The other day I was listening to Les Brown on The Skype Files, when he joked, "I get hives when I don't have enough money." Another funny line was, "when there's no finance, there's no romance." I totally understand.
One late night coming home from the classroom recently, I was listening to Danny Rouhier with Bill Rohland on 106.7 The Fan, just before they went off the air. Bill had some breaking news that Ryan Seacrest had just signed a $60,000,000 radio deal. The guys working the late shift in radio are at the bottom of the food chain, and the guys often joke about their relatively low pay. Danny had just been doing some brilliant impersonations and the two had been leading a brainstorming discussion for how the fans of Cleveland could roast Lebron on his return home. Very funny stuff. After the news of the $60,000,000 contract broke, Danny went on one of the funniest rants I've ever heard on radio. Danny's rant was about how someone who he felt had far less talent than he could be paid such an ungodly amount of money. I laughed so hard I cried.

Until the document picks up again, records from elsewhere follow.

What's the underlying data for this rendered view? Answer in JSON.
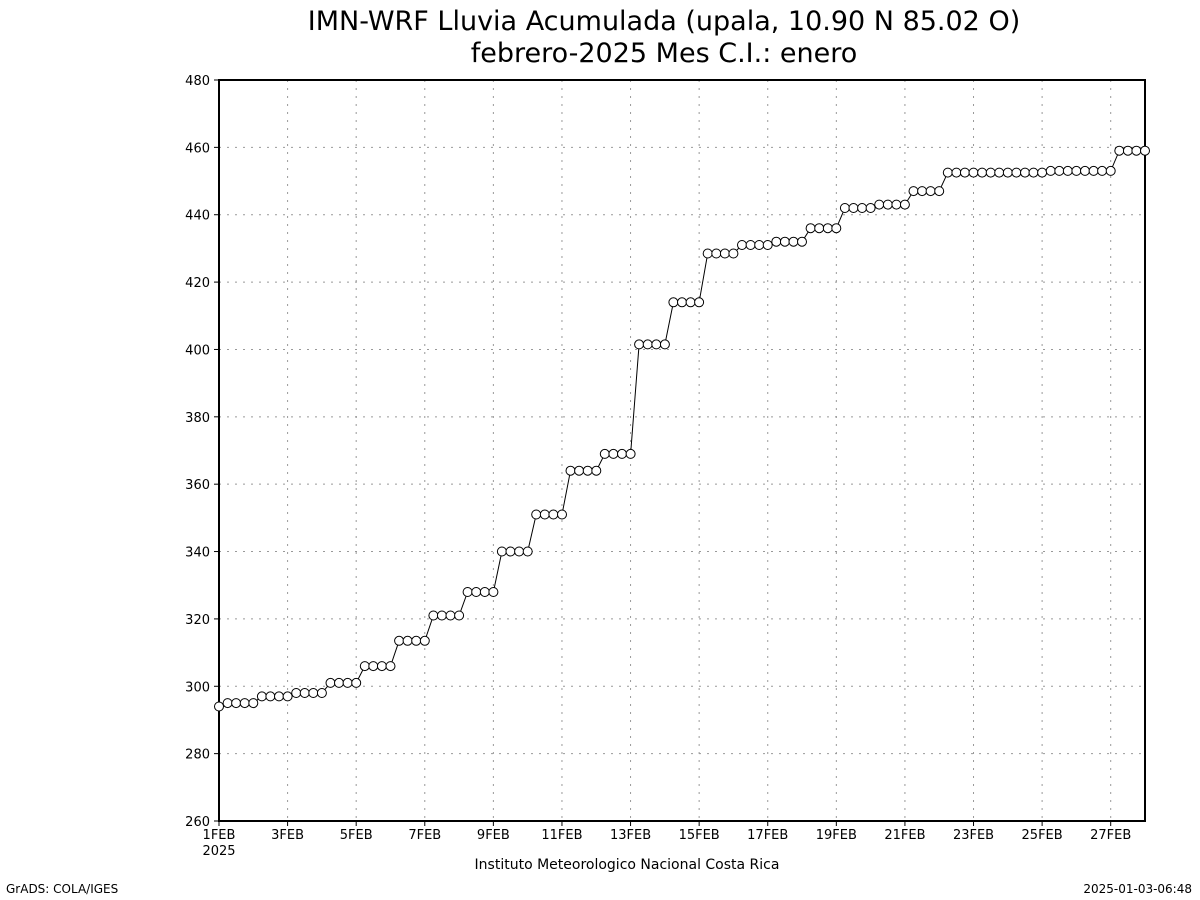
{
  "chart_data": {
    "type": "line",
    "title": "IMN-WRF  Lluvia Acumulada (upala, 10.90  N 85.02  O)",
    "subtitle": "febrero-2025 Mes C.I.: enero",
    "footer": "Instituto Meteorologico Nacional Costa Rica",
    "xlabel": "",
    "ylabel": "",
    "ylim": [
      260,
      480
    ],
    "yticks": [
      260,
      280,
      300,
      320,
      340,
      360,
      380,
      400,
      420,
      440,
      460,
      480
    ],
    "xlim": [
      1,
      28
    ],
    "xticks": [
      {
        "day": 1,
        "label": "1FEB",
        "sublabel": "2025"
      },
      {
        "day": 3,
        "label": "3FEB"
      },
      {
        "day": 5,
        "label": "5FEB"
      },
      {
        "day": 7,
        "label": "7FEB"
      },
      {
        "day": 9,
        "label": "9FEB"
      },
      {
        "day": 11,
        "label": "11FEB"
      },
      {
        "day": 13,
        "label": "13FEB"
      },
      {
        "day": 15,
        "label": "15FEB"
      },
      {
        "day": 17,
        "label": "17FEB"
      },
      {
        "day": 19,
        "label": "19FEB"
      },
      {
        "day": 21,
        "label": "21FEB"
      },
      {
        "day": 23,
        "label": "23FEB"
      },
      {
        "day": 25,
        "label": "25FEB"
      },
      {
        "day": 27,
        "label": "27FEB"
      }
    ],
    "grid": true,
    "marker": "open-circle",
    "colors": {
      "line": "#000000",
      "grid": "#999999",
      "marker_fill": "#ffffff"
    },
    "series": [
      {
        "x_unit": "day of February 2025 (6-hourly steps)",
        "x": [
          1,
          1.25,
          1.5,
          1.75,
          2,
          2.25,
          2.5,
          2.75,
          3,
          3.25,
          3.5,
          3.75,
          4,
          4.25,
          4.5,
          4.75,
          5,
          5.25,
          5.5,
          5.75,
          6,
          6.25,
          6.5,
          6.75,
          7,
          7.25,
          7.5,
          7.75,
          8,
          8.25,
          8.5,
          8.75,
          9,
          9.25,
          9.5,
          9.75,
          10,
          10.25,
          10.5,
          10.75,
          11,
          11.25,
          11.5,
          11.75,
          12,
          12.25,
          12.5,
          12.75,
          13,
          13.25,
          13.5,
          13.75,
          14,
          14.25,
          14.5,
          14.75,
          15,
          15.25,
          15.5,
          15.75,
          16,
          16.25,
          16.5,
          16.75,
          17,
          17.25,
          17.5,
          17.75,
          18,
          18.25,
          18.5,
          18.75,
          19,
          19.25,
          19.5,
          19.75,
          20,
          20.25,
          20.5,
          20.75,
          21,
          21.25,
          21.5,
          21.75,
          22,
          22.25,
          22.5,
          22.75,
          23,
          23.25,
          23.5,
          23.75,
          24,
          24.25,
          24.5,
          24.75,
          25,
          25.25,
          25.5,
          25.75,
          26,
          26.25,
          26.5,
          26.75,
          27,
          27.25,
          27.5,
          27.75,
          28
        ],
        "values": [
          294,
          295,
          295,
          295,
          295,
          297,
          297,
          297,
          297,
          298,
          298,
          298,
          298,
          301,
          301,
          301,
          301,
          306,
          306,
          306,
          306,
          313.5,
          313.5,
          313.5,
          313.5,
          321,
          321,
          321,
          321,
          328,
          328,
          328,
          328,
          340,
          340,
          340,
          340,
          351,
          351,
          351,
          351,
          364,
          364,
          364,
          364,
          369,
          369,
          369,
          369,
          401.5,
          401.5,
          401.5,
          401.5,
          414,
          414,
          414,
          414,
          428.5,
          428.5,
          428.5,
          428.5,
          431,
          431,
          431,
          431,
          432,
          432,
          432,
          432,
          436,
          436,
          436,
          436,
          442,
          442,
          442,
          442,
          443,
          443,
          443,
          443,
          447,
          447,
          447,
          447,
          452.5,
          452.5,
          452.5,
          452.5,
          452.5,
          452.5,
          452.5,
          452.5,
          452.5,
          452.5,
          452.5,
          452.5,
          453,
          453,
          453,
          453,
          453,
          453,
          453,
          453,
          459,
          459,
          459,
          459
        ]
      }
    ]
  },
  "footer_left": "GrADS: COLA/IGES",
  "footer_right": "2025-01-03-06:48"
}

What does money and the Federal Reserve have to do with Education? Consider the book Swimmy by Leo Lionni.
All of Swimmy's brothers and sisters are eaten in a single gulp by a giant tuna. Swimmy survives, ventures out into new waters, and finds another school, but the school refuses to leave their hideout because they are afraid of being eaten, so Swimmy teaches his new friends how to swim in formation to create the appearance of being a big fish, with Swimmy as the eye. Swimming in formation allows the little fish to swim with the big fish without fear of being eaten. Swimmy is a metaphor for social justice, the theme of Russell Crowe's latest interpretation of Robin Hood and many other children's stories. After I read Swimmy to my Kindergarten students, they cheered spontaneously.

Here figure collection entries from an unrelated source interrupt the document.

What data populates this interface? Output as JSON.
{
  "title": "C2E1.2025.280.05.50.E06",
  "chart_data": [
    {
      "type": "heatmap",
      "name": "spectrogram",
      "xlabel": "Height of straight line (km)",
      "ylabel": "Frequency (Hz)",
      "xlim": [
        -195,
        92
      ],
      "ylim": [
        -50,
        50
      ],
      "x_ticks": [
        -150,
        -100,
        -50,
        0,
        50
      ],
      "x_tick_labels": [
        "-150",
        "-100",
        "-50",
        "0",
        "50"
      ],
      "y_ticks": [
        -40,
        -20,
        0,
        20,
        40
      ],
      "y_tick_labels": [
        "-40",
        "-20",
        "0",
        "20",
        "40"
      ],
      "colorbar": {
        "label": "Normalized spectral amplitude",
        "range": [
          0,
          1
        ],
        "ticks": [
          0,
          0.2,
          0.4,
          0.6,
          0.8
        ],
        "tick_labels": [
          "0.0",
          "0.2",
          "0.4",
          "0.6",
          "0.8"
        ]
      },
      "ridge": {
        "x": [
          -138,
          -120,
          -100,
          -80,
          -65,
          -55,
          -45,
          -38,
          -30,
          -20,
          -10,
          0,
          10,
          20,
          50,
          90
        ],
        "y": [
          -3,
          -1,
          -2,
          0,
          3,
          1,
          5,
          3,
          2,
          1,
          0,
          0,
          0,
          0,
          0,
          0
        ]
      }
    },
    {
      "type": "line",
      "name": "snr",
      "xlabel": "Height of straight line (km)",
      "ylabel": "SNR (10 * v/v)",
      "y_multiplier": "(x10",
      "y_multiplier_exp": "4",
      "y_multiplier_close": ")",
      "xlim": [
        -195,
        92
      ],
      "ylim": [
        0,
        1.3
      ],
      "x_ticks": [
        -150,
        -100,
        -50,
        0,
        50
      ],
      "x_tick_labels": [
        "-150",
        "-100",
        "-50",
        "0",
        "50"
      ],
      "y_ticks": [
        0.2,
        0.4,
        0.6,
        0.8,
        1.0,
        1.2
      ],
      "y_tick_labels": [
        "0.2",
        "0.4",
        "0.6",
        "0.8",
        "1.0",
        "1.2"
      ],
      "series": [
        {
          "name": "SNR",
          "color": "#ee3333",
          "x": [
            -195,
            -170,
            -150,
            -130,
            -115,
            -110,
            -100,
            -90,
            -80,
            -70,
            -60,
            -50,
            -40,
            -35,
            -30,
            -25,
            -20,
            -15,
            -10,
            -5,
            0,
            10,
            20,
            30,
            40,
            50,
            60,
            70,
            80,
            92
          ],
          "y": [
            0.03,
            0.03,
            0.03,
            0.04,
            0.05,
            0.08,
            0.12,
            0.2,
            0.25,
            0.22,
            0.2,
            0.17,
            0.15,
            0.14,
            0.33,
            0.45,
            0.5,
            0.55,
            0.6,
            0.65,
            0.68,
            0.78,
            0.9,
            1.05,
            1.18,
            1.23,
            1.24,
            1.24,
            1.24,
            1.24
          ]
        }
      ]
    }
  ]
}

There are a number of groups who want to destroy the Federal Reserve. My father, on the other hand, has an idea for transforming the Fed so that its powers could be used to finance the vision of Buckminster Fuller, Louis Kelso, and William Ferree, and create a new generation of owners, who would become the owners of the new technological frontier, without taking anything away from existing owners. Today, as Jon Stewart jokes, the only thing standing behind the dollar is government debt. What my father and others are proposing is to put the productive capacity of Americans behind our currency while building a nation of owners. That is the essence of The Capital Homestead Act, which my father hopes to have passed on the 150th anniversary of Lincoln's Homestead Act.
I have a simple idea that would use inexpensive technology to vastly improve reading fluency and comprehension. With help from an infusion of capital credit, I believe that my very simple, obvious, and inexpensive idea could transform reading instruction.